Quando tirou uma foto de um grupo de universitários da China continental, de Hong Kong e de Taiwan, em 2012, Chow Po Chung, um importante filósofo político, brincou que esperava que nenhum deles acabasse na prisão dali a dez anos. O grupo deu uma gargalhada.

Chow, que leciona na Universidade Chinesa de Hong Kong, tinha em mente os estudantes do território continental. Ele nunca esperou que fossem os dois de Hong Kong que estariam na cadeia quase uma década depois.

Chow Po Chung, a prominent political philosopher who teaches at the Chinese University of Hong Kong, on May 13, 2021. Chow has been deeply involved in Hong KongÕs pro-democracy movement. (Lam Yik Fei/The New York Times)
Chow Po Chung, filósofo que dá aulas na Universidade Chinesa de Hong Kong e participa de movimentos pró-democracia - Lam Yik Fei/The New York Times

Um ano após Pequim impor uma abrangente lei de segurança nacional no território para esmagar a oposição ao Partido Comunista governante, visitar amigos e ex-alunos na prisão se tornou parte de sua rotina. Um autor campeão de vendas e um intelectual público cujos livros e discursos apaixonados influenciaram muitos jovens ativistas pró-democracia em Hong Kong, Chow disse que a lei de segurança virou sua vida de ponta-cabeça.

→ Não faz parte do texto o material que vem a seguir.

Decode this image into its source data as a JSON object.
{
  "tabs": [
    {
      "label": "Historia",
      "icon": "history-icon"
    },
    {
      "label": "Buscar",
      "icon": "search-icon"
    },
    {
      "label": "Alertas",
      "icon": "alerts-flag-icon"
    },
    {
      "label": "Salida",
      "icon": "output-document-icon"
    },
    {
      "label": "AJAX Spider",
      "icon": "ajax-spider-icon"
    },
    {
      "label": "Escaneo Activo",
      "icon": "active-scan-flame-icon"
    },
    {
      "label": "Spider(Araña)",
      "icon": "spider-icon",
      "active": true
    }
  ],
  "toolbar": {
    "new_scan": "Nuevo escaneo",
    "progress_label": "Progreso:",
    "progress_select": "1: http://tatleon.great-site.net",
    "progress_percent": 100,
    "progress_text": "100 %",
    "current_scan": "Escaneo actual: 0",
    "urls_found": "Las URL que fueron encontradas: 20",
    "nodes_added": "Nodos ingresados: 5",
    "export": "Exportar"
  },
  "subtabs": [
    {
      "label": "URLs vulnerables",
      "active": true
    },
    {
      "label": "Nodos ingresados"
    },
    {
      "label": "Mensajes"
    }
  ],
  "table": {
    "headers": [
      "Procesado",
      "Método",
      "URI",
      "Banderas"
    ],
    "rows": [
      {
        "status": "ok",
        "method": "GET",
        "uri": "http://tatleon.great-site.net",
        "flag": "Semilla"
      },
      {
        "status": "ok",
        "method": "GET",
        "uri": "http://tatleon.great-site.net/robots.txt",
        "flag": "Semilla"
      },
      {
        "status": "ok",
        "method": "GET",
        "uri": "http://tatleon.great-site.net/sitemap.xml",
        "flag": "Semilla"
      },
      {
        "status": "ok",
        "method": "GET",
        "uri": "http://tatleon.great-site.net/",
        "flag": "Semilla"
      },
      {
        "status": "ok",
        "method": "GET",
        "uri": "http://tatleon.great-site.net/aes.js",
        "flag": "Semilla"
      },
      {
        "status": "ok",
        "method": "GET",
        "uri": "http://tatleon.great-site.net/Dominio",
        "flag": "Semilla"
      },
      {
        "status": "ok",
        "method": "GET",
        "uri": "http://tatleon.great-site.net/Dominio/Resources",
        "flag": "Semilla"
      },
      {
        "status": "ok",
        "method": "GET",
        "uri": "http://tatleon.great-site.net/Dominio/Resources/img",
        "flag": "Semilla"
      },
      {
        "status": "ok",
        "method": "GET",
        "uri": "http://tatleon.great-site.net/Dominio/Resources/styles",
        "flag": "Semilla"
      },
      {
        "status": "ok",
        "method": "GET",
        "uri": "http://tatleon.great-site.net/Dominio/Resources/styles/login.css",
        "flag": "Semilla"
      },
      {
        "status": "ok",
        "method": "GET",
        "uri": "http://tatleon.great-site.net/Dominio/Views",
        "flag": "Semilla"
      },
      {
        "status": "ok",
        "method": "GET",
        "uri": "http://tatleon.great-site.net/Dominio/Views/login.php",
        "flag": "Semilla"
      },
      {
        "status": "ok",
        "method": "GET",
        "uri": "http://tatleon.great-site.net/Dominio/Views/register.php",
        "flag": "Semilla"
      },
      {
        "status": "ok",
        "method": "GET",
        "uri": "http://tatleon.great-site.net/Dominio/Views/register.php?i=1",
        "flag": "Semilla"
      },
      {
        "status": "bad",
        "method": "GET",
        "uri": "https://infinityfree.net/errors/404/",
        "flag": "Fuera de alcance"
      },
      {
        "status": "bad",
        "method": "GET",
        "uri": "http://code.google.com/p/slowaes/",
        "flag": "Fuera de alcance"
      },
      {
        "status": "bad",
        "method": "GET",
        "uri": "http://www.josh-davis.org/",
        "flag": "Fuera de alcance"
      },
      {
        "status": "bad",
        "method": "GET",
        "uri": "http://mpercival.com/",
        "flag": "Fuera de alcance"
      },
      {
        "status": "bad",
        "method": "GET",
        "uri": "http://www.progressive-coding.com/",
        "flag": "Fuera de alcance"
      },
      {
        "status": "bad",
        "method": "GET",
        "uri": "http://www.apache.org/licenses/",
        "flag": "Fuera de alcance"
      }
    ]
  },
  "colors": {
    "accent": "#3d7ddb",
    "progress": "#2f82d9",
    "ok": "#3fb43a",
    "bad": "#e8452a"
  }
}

Ele diz que está triste, irritado, culpado, deprimido —e às vezes orgulhoso e esperançoso. Ele também diz ter dúvidas sobre se ainda deve encorajar seus alunos a participarem ativamente de assuntos públicos, já que isso pode levar à perda de emprego e à prisão. Afirma ainda que precisa se lembrar de não deixar o medo invadir sua vida, como praticar a autocensura em sala de aula. Ao mesmo tempo, precisa avaliar os riscos que está assumindo e os limites que poderia forçar.

Seu trauma psicológico e dilema moral fornecem uma janela para uma cidade de 7 milhões de pessoas que sofreu uma queda vertiginosa de uma comunidade relativamente livre e ousada a uma que, no último ano, foi governada pelo autoritarismo.

Hong Kong sofreu injustiças demais, diz ele, tornando a cidade cada vez menos familiar. "Os valores centrais de toda a cidade desmoronaram", afirmou Chow. "Foram destruídos."

Chow esteve profundamente envolvido no movimento pró-democracia da cidade. Como estudante secundarista, protestou contra a repressão na Praça da Paz Celestial, em Pequim, em 1989. Ensinou a "Teoria da Justiça" de John Rawls no local do "Movimento dos Guarda-Chuvas" de 2014 e foi detido brevemente no último dia do protesto pró-democracia. Ele foi a muitas manifestações em 2019 como observador, assistindo à repressão impiedosa de Pequim. Tudo isso falhou, e a lei de segurança foi o golpe final.

"Coisas que não deveriam ter acontecido em uma sociedade normal aconteceram", disse ele em entrevista em sua casa, no campus da Universidade Chinesa de Hong Kong. "Estou falando sobre as pessoas mais proeminentes, o tipo de gente que deveria servir de modelo. Estão sendo atacadas e condenadas à prisão."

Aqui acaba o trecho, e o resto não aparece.